As I have nothing prepared for Prairie Pedagogy this month, I dug into my computer to find something I wrote in the spring of 1999, when I was on sabbatical on the ranch. I am copying a part of it here.

3-29-99
Our first 60-degree day
40 MPH winds

Today I felt a hint of spring. The silence of winter seems to have passed. I decided to celebrate spring in a special way. Wink took Ginny and me to the radar hill, which is about 3-4 miles north of the ranch house. He dropped us off, and we walked back cleaning the ditches as we walked. I filled large black garbage bags with trash and left them along side the fence as we went, for Wink to pick up on his return trip from Faith.

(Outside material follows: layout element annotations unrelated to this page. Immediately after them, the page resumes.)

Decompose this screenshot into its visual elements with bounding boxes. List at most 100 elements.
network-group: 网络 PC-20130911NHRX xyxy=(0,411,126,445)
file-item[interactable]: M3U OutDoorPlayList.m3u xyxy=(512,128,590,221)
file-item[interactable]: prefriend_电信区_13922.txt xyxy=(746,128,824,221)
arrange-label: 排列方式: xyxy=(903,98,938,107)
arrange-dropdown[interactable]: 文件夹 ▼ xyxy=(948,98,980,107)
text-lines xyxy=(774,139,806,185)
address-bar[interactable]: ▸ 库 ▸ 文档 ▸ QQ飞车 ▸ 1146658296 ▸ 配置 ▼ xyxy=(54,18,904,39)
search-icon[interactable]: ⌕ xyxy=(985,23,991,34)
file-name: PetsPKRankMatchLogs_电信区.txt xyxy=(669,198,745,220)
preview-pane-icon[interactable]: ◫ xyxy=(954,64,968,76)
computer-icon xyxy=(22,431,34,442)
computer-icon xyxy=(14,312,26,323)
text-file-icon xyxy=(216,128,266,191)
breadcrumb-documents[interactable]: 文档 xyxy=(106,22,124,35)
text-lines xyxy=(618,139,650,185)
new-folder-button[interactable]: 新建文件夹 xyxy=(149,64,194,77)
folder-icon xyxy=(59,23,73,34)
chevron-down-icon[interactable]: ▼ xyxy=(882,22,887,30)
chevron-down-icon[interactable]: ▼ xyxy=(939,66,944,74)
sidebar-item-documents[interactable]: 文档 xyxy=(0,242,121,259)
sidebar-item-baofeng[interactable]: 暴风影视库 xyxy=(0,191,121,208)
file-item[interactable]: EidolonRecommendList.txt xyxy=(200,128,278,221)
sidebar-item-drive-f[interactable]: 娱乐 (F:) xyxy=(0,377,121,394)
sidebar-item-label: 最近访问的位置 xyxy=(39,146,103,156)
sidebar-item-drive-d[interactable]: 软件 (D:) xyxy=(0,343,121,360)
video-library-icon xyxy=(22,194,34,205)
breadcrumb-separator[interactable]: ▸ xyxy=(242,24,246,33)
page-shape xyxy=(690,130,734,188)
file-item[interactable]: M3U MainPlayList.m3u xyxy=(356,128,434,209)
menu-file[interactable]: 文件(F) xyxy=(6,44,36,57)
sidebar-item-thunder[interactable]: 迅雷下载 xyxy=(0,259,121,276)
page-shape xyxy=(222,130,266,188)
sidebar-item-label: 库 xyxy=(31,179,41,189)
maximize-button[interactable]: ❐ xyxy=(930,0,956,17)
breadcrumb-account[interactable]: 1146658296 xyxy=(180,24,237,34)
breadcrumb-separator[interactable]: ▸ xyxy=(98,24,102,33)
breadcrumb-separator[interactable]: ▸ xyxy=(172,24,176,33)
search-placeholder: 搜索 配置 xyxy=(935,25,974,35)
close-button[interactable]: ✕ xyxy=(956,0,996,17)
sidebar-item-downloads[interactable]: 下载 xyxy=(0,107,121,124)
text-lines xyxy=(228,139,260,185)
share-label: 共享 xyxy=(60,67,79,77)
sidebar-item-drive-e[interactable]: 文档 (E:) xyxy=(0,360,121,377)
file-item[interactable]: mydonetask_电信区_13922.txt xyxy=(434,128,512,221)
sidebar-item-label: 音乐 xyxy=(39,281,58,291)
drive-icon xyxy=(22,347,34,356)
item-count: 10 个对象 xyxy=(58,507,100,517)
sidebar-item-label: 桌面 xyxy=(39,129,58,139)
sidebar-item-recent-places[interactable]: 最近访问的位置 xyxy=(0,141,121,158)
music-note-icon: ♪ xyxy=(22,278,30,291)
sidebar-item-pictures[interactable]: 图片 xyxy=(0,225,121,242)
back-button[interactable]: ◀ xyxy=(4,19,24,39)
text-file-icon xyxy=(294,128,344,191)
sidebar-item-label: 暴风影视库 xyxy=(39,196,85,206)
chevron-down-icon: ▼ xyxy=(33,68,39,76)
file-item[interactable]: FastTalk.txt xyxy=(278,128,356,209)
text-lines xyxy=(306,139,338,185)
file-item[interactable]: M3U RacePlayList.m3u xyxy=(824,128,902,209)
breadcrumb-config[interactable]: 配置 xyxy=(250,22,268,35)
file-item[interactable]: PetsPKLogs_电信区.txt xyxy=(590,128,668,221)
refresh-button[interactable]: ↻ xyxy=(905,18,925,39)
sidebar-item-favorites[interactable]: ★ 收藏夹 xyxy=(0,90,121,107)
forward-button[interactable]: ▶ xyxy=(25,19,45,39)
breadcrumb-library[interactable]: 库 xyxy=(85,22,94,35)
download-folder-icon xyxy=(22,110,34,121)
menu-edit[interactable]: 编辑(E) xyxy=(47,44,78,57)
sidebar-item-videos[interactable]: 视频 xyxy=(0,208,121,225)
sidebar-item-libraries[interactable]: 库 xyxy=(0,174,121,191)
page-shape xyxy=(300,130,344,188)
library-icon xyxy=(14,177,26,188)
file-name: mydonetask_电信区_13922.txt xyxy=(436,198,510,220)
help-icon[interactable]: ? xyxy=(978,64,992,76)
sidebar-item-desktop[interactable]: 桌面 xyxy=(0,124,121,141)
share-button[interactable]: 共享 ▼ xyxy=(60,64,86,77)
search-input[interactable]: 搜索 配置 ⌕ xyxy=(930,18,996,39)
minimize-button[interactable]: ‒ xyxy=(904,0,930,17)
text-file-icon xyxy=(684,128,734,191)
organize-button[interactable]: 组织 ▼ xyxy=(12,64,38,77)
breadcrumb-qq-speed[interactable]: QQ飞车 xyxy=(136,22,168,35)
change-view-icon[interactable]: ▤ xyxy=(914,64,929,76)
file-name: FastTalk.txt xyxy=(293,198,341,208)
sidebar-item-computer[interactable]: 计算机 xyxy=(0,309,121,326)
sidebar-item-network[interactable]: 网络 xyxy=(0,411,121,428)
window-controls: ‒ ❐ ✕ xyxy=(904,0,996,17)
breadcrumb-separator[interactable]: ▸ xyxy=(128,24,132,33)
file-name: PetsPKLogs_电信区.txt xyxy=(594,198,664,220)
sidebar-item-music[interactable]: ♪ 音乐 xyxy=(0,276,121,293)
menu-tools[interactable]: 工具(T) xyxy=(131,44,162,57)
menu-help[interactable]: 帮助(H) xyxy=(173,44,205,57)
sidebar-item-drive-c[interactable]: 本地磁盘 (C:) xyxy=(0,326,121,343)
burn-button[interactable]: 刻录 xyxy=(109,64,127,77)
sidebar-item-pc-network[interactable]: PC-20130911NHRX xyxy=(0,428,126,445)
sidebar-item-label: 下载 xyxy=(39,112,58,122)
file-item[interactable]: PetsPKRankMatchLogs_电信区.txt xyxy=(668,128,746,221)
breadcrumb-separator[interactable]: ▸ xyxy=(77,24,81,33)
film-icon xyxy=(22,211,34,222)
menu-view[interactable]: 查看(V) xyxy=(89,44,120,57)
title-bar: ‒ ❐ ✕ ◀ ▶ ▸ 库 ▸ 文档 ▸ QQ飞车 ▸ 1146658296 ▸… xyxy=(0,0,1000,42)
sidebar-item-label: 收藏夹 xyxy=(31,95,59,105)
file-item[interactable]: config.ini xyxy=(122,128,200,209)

Before long I realized that millions of ants had come out to celebrate spring also, and I was covered. On the prairies there are simply no trees or ditches to hide, but I needed to get the ant parade off of me and my clothes. Ginny and I ran to the spillway of the second dam north of the house so I could hide and shake off the ant celebration.

Ginny enjoyed her time swimming in the dam and swimming after the buffle-head ducks. These are black and white coot-looking ducks, which have a white patch on their cheek and a little crown of feathers. I had only learned of this type of bird this a.m. when my friend, Mary Kay, told me on email. I thought she was talking about a buffalo-head duck, a strange-looking bird I was sure.

After this, Ginny and I walked back to the ranch house. Before I knew it, I was right in the middle of a large hardpan area filled with cactus. I had cactus on my boots and jeans. Ginny tried to walk delicately to avoid them, but her paws were covered. Finally, it became apparent that she could go no farther, so I picked up my wet Ginny and carried her out of the cactus field. She did not fight me and seem to know that I was trying to help. She weighs about 60 pounds, so I had to stop and rest a time or two before we got to the prairie land again. Then we stopped to pull all of the cactus out of her paws and my boots.

We arrived back to the ranch with tired feet and paws and more stories of how not to celebrate spring.